Brooks’ performance dominates the episode, which is for the best; the rest of the cast turns in work that’s varying degrees of successful. (Anyone wanting to get a clearer sense of everyone’s relative abilities would do well to watch this; apart from Brooks, I think Auberjonois, Penny Johnson, and Armin Shimerman come out the best). But even in the worst performances, there’s enough of a sense of the actor, and of the character we’re used to seeing them play, that it works. As for the metaphysics, well, it has its moments. Sisko’s transition from being stressed over his job and worried about the future to seeing visions of Benny and his world is defiantly odd, refusing to offer a simple, easy explanation for what’s happening. It’s not just a hallucination; Bashir determines Sisko’s neural patterns are spiking or whatever, much the same way they were spiking or whatever back when Sisko was getting visions from the Prophets. You could say, then, that this is the underlying truth of the entire series—it’s all just Benny’s fantasy—and I won’t say you’re wrong. But I’m not sure Benny’s world is ever solid enough to make that qualification mean anything. What we see is defined enough to make this episode work, but it doesn’t have the history or the breadth of the series as a whole to make the “It’s all in a writer’s head!” argument more than just a fun thing to speculate on in comment threads.

In terms of the character doubling, some choices are obvious: Dukat and Weyoun as asshole cops isn’t a huge surprise, and even though Cassie doesn’t have the same ambitions Kasidy does (for understandable reasons), her relationship with Benny is as strong as Kassidy’s is with Sisko. Other connections are subtler, like, say, O’Brien turned into the Isaac Asimov stand-in Albert Macklin, who loves machines much like an engineer would. Jimmy isn’t exactly like Jake (Lofton’s performance is endearingly forced, and he is, I think, the only actor to ever say the n-word on a Trek show), but his relationship with Benny is of the sort where you can imagine the writer trying to come up with something better for both of them, a situation in which the older man can impart some much needed knowledge to the younger. Seeing Odo as Pabst might be the coldest cut of all, as Pabst’s placating approach to his work is similar to Odo’s behavior during the Cardassian occupation: a shape-shifter who only chooses the form that will please his masters.

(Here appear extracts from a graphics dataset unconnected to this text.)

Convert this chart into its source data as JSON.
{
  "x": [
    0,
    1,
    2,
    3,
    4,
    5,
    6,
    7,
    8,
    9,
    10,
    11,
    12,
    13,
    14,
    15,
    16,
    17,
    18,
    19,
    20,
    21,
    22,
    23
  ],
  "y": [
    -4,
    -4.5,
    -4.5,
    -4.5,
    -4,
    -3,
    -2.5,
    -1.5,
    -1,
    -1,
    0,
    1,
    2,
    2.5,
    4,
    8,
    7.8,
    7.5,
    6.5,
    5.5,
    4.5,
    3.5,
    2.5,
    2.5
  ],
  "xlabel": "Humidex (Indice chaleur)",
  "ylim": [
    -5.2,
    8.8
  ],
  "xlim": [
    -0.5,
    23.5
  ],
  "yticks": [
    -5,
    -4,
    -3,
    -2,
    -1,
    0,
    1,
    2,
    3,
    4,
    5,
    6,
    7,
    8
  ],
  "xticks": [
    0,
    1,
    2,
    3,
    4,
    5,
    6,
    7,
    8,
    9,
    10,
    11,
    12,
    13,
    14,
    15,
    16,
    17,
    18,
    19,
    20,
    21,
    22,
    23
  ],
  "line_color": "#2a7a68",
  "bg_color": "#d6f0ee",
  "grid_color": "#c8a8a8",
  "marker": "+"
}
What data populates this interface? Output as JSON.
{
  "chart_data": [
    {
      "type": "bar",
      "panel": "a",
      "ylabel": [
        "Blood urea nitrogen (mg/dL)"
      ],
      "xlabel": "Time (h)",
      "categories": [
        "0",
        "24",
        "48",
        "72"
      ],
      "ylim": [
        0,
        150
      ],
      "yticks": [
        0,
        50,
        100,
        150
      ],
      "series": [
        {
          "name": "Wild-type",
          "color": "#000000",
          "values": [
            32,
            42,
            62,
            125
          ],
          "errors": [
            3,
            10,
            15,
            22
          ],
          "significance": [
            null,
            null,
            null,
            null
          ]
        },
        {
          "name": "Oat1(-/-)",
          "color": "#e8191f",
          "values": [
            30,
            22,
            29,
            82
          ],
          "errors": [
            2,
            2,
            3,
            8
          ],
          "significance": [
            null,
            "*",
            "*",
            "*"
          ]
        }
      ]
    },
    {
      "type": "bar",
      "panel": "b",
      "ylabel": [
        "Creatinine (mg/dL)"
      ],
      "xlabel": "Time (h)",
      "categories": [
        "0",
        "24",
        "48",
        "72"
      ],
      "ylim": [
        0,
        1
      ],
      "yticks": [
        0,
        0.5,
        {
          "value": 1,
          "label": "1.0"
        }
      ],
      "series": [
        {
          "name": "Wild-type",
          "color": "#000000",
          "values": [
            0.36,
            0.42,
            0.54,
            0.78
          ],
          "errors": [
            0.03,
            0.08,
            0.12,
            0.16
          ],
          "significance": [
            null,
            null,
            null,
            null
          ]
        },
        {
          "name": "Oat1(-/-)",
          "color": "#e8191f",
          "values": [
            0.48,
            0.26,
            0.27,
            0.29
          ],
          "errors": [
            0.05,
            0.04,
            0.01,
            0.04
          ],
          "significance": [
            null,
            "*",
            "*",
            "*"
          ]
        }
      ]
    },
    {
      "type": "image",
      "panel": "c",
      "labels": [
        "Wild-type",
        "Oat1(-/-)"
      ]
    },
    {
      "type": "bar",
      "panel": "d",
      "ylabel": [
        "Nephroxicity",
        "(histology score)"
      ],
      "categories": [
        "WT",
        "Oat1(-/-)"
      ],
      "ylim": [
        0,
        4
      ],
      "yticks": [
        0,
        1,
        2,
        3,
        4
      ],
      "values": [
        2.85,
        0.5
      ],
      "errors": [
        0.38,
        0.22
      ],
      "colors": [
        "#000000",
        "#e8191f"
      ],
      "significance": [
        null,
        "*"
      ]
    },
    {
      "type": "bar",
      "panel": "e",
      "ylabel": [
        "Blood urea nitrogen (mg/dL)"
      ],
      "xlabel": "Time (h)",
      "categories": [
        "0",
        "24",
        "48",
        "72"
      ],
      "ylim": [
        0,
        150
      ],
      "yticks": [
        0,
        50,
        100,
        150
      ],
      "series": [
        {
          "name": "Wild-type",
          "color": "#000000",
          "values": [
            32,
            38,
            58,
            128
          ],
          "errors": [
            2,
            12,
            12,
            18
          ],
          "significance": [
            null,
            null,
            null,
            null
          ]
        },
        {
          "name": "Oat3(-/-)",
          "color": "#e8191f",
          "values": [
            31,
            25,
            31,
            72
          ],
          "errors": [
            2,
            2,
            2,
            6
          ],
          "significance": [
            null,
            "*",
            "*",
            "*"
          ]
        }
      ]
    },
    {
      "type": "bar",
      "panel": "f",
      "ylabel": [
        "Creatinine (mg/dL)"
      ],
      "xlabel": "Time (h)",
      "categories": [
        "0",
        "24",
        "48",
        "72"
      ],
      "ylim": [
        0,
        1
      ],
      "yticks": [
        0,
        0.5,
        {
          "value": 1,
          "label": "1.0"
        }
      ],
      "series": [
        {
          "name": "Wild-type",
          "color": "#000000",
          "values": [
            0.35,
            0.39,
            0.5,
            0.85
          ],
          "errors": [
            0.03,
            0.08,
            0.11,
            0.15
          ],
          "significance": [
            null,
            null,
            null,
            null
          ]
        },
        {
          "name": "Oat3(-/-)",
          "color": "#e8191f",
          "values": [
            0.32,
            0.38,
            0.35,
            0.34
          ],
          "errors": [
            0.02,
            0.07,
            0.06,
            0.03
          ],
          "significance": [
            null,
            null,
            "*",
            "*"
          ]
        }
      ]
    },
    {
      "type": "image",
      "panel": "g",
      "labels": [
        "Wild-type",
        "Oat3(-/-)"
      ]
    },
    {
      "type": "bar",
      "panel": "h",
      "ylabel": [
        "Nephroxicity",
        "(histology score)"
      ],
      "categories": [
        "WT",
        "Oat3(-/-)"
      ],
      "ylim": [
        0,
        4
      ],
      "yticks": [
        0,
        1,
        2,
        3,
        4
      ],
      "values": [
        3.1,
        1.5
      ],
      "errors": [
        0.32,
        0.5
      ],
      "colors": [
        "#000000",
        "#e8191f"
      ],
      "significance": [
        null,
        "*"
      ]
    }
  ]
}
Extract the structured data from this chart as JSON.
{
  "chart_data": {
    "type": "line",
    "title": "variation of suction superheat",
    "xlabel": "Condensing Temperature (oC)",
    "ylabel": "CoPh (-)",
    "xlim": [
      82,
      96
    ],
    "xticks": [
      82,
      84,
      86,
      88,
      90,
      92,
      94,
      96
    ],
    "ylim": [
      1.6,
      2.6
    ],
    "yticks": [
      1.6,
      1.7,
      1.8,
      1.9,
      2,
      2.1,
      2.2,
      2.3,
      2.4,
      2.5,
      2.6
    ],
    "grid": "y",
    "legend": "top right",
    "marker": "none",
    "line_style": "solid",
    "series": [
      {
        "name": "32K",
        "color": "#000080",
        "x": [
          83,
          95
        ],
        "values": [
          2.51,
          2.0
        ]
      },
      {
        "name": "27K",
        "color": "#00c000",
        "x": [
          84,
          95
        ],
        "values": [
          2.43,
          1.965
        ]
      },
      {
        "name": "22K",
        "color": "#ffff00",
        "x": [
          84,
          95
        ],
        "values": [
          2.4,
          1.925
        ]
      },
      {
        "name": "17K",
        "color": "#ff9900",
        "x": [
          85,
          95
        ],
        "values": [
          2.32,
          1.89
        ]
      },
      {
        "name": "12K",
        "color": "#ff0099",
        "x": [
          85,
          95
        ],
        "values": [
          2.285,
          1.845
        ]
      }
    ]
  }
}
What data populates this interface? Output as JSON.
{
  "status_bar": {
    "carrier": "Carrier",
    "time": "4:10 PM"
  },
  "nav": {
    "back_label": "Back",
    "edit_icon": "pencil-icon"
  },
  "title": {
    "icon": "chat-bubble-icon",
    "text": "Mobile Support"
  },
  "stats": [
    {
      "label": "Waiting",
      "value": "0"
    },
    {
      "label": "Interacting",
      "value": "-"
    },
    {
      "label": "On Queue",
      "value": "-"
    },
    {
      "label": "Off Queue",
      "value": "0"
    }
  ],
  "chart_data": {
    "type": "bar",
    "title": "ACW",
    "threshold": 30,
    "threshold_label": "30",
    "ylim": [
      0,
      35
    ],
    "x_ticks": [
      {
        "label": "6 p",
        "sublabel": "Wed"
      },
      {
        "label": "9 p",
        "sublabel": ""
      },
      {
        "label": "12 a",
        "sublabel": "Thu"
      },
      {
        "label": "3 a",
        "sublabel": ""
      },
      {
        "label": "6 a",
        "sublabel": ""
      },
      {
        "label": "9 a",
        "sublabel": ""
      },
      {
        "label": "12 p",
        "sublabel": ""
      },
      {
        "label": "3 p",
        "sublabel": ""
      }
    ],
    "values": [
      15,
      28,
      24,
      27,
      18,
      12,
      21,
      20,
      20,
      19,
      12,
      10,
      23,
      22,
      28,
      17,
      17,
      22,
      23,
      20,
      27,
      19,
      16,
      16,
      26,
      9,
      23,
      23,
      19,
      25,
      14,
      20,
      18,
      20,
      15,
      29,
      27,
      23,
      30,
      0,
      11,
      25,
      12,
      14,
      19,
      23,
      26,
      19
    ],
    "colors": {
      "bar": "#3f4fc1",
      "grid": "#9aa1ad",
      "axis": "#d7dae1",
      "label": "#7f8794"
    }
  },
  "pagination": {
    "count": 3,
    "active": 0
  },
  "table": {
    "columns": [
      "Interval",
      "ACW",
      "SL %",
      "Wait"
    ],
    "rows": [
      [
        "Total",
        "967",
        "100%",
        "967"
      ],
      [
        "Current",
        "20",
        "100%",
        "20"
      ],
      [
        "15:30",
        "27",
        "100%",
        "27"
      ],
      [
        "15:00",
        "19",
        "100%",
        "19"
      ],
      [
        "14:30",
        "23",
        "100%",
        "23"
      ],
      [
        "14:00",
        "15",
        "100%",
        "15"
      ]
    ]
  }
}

Yet Odo, our Odo, rose above this, and if you accept, for a moment, that Benny really did write everything we’ve been watching over the last six seasons, there’s something beautiful in how he tried to find ways to turn ordinary people into heroes. The writing staff at the magazine became a brave crew with complicated histories and passions; more, they became a family, one in which Sisko is first among equals. Cassie got a ship and adventure. Willie Hawkins, the lady loving baseball player became a warrior (a somewhat humorless and stiff-necked warrior, but when a guy keeps hitting on your girl like that, you gotta take revenge where you can find it). The asshole cops get justice as villains who will, in the end, be defeated. And Benny? Benny gets a space station and a loving father and a loving son. He gets the respect of his peers and the voice of the gods.

A metaphor—a secret lesson, a code to slip past the guardians of culture—that can do some good. It can be necessary, and useful, and just. But a metaphor can also be all that you have left. It can be a way out. A way free. "Far Beyond The Stars" succeeds because it does have universal concerns: the desire for respect, to be free to aspire without constraint. But by refusing to cloak those concerns in pure symbol, by reminding us that these things do happen, are, in fact, still happening every day, the episode escapes the trap of message and commentary and creates something unique. Maybe somewhere, Benny Russell is dreaming. And maybe someday, he won’t need those dreams.